On October 29, 2012, Hurricane Sandy devastated the Eastern coastline, particularly affecting areas of New York City and Long Island where many homes and businesses were destroyed. Since then, families and communities have been re-building, and recovery is ongoing.
Marketa Walters, senior researcher, has been supporting New York City’s Administration for Children’s Services in recovery and preparation for future disasters. Walters was the assistant secretary of the Louisiana Department of Social Services during response and recovery from Hurricane Katrina. She shared her experiences with ACS staff who provide child welfare services to New York City families.
Walters and ACS staff assessed what emergency plans were in place at the time of the storm and identified additional plans for future disasters. Discussions included developing policies and alternate procedures in preparation for and in case of emergency. For example, foster parents need to know what is expected during mandatory evacuations and may be required to evacuate with foster children along pre-planned routes. Also, staff may be asked to report to the nearest available office and forgo their regular duties to assume a role in responding to an emergency, such as locating foster children and families.

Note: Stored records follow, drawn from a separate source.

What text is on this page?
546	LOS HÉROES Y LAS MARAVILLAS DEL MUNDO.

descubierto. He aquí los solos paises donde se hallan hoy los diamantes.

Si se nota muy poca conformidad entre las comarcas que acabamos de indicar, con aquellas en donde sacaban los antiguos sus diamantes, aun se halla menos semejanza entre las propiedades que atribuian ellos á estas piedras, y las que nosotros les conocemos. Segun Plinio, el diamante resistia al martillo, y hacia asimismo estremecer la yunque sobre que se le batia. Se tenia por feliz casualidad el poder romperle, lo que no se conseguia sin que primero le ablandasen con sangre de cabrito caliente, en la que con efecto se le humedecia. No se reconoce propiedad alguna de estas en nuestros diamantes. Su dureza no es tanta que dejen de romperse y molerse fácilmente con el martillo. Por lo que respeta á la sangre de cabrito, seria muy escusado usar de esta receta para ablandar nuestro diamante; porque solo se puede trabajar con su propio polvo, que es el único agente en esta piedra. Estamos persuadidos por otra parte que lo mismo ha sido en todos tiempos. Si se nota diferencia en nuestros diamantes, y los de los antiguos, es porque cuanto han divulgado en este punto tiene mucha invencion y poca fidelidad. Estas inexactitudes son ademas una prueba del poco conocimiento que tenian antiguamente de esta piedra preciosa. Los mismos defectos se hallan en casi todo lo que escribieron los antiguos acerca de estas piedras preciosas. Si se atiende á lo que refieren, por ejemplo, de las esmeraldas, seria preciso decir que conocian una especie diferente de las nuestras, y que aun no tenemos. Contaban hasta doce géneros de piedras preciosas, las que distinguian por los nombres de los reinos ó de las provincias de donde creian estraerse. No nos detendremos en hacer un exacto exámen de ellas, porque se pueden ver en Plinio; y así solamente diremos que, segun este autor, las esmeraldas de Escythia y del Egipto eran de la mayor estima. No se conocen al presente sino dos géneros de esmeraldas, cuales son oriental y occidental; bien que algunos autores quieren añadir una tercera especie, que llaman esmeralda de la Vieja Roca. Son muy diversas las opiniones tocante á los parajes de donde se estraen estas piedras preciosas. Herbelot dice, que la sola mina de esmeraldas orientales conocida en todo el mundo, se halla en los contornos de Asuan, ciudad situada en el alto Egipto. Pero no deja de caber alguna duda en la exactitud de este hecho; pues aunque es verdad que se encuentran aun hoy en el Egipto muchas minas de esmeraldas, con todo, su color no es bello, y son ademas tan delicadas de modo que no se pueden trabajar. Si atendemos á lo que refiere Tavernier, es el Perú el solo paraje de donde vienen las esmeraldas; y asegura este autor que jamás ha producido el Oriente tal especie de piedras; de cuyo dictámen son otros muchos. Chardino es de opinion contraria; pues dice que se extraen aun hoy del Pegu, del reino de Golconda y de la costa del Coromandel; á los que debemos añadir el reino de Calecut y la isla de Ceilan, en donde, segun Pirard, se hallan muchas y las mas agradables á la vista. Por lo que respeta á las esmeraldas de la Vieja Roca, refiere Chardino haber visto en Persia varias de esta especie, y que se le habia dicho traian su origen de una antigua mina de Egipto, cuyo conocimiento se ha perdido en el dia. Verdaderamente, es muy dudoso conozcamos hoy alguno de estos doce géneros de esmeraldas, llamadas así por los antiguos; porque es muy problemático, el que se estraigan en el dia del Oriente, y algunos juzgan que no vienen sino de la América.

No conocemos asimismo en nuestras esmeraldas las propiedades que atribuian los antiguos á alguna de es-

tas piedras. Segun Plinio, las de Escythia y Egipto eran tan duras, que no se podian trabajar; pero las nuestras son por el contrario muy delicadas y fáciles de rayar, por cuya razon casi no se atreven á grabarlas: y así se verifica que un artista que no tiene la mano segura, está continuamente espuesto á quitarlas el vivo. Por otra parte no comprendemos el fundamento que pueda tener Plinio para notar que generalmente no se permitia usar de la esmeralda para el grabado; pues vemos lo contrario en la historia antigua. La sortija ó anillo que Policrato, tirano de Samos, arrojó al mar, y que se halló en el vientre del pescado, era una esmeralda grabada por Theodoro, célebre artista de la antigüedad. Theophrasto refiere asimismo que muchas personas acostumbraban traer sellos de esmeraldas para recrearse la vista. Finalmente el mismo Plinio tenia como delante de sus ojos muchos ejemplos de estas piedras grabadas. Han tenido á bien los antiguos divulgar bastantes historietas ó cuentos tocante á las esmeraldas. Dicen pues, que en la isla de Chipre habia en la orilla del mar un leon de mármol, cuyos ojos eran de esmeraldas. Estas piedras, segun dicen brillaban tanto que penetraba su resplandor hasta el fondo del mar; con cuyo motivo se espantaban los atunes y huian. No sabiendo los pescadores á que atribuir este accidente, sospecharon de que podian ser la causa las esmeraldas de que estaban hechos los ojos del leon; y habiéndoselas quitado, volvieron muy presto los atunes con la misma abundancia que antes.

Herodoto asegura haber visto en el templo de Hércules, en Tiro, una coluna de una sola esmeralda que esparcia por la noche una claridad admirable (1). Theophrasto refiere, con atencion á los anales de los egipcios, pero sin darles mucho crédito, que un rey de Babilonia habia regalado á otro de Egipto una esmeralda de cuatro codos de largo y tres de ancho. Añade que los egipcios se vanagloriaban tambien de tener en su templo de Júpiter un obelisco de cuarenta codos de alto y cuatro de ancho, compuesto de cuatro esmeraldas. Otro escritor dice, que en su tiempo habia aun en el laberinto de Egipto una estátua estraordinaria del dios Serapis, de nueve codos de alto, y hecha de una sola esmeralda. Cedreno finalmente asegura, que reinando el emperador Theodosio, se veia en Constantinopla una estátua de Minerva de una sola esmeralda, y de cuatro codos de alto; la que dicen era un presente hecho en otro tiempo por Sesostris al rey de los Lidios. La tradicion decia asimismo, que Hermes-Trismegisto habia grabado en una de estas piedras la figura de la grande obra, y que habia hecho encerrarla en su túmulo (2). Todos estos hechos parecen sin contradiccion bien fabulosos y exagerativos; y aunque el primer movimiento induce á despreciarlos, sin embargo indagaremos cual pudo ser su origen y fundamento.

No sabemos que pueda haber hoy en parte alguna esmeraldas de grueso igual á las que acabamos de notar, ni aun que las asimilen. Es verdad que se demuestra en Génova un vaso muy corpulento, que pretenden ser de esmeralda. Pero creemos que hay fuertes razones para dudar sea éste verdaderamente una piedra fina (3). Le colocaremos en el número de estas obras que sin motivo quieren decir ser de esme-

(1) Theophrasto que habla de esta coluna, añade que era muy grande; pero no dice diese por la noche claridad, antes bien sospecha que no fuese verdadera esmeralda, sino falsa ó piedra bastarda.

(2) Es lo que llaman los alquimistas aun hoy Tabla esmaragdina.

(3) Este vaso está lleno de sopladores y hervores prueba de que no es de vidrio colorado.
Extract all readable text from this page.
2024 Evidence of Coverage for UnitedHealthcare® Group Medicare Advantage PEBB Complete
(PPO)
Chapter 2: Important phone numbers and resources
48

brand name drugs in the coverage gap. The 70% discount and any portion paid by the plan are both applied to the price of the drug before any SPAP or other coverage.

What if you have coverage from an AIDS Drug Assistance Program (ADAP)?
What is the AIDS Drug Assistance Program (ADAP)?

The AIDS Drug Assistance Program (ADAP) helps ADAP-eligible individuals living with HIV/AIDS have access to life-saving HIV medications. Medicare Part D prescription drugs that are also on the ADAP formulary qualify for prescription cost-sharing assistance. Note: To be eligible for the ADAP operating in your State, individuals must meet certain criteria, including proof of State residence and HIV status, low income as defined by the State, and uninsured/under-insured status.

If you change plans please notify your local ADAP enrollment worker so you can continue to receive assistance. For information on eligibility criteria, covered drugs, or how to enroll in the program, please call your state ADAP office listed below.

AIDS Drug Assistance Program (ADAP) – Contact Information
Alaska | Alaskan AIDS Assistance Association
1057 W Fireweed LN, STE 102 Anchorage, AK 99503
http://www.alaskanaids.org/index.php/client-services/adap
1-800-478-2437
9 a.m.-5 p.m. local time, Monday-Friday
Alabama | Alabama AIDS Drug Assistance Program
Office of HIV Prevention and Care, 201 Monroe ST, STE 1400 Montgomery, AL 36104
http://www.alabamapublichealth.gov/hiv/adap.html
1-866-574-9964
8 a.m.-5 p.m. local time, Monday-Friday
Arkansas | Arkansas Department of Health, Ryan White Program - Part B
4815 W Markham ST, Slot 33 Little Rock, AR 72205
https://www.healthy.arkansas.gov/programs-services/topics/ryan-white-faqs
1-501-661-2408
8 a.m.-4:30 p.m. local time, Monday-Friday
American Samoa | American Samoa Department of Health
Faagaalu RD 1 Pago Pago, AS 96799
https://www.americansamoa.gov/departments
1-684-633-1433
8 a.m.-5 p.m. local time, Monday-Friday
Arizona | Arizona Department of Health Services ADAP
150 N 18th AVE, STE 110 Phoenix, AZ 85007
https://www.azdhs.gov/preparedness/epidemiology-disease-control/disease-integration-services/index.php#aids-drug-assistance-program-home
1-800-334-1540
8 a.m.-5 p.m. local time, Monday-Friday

One of the specific suggestions Walters made was for ACS staff to work with foster families to create “Go Boxes” for their foster children. A Go Box contains all important documents and mementos in a waterproof, sealable container kept in an accessible place for quick retrieval in case of emergency and evacuation. Go Boxes contain items such as birth certificates, birth parent and sibling information, medical records and prescriptions, contact information for doctors, certificates of success, pictures and anything else that is meaningful and important in preserving the child’s history.
Because events like Hurricane Sandy are traumatic, Walters also addressed the effects of trauma on children, families and staff. Trauma involves witnessing or experiencing significant events that are outside the realm of usual experiences. Traumatic events can leave people feeling sad, angry, overwhelmed, and unsafe. As a result, responsive, trauma-informed approaches and services are recommended to support recovery. Walters provided trauma focused debriefings and trainings for ACS staff to process and understand what happened during Hurricane Sandy. She also discussed what to expect and offered strategies for minimizing the effects of trauma on foster children and families as well as on the staff themselves.
“It was important for ACS staff to talk about what the foster families and the staff themselves went through during Hurricane Sandy,” said Walters. “We discussed the ways life will be different until things return to normal. We also identified what would be needed for recovery and what to expect at the 6 month and one year anniversaries. Trauma-informed approaches such as these can help ACS staff foster recovery and provide the best possible services to the children and families of New York City.”
Walters’ work with ACS is sponsored by Casey Family Programs. AIR provides training and conducts research on trauma-informed care across child-, youth-, and family-serving systems.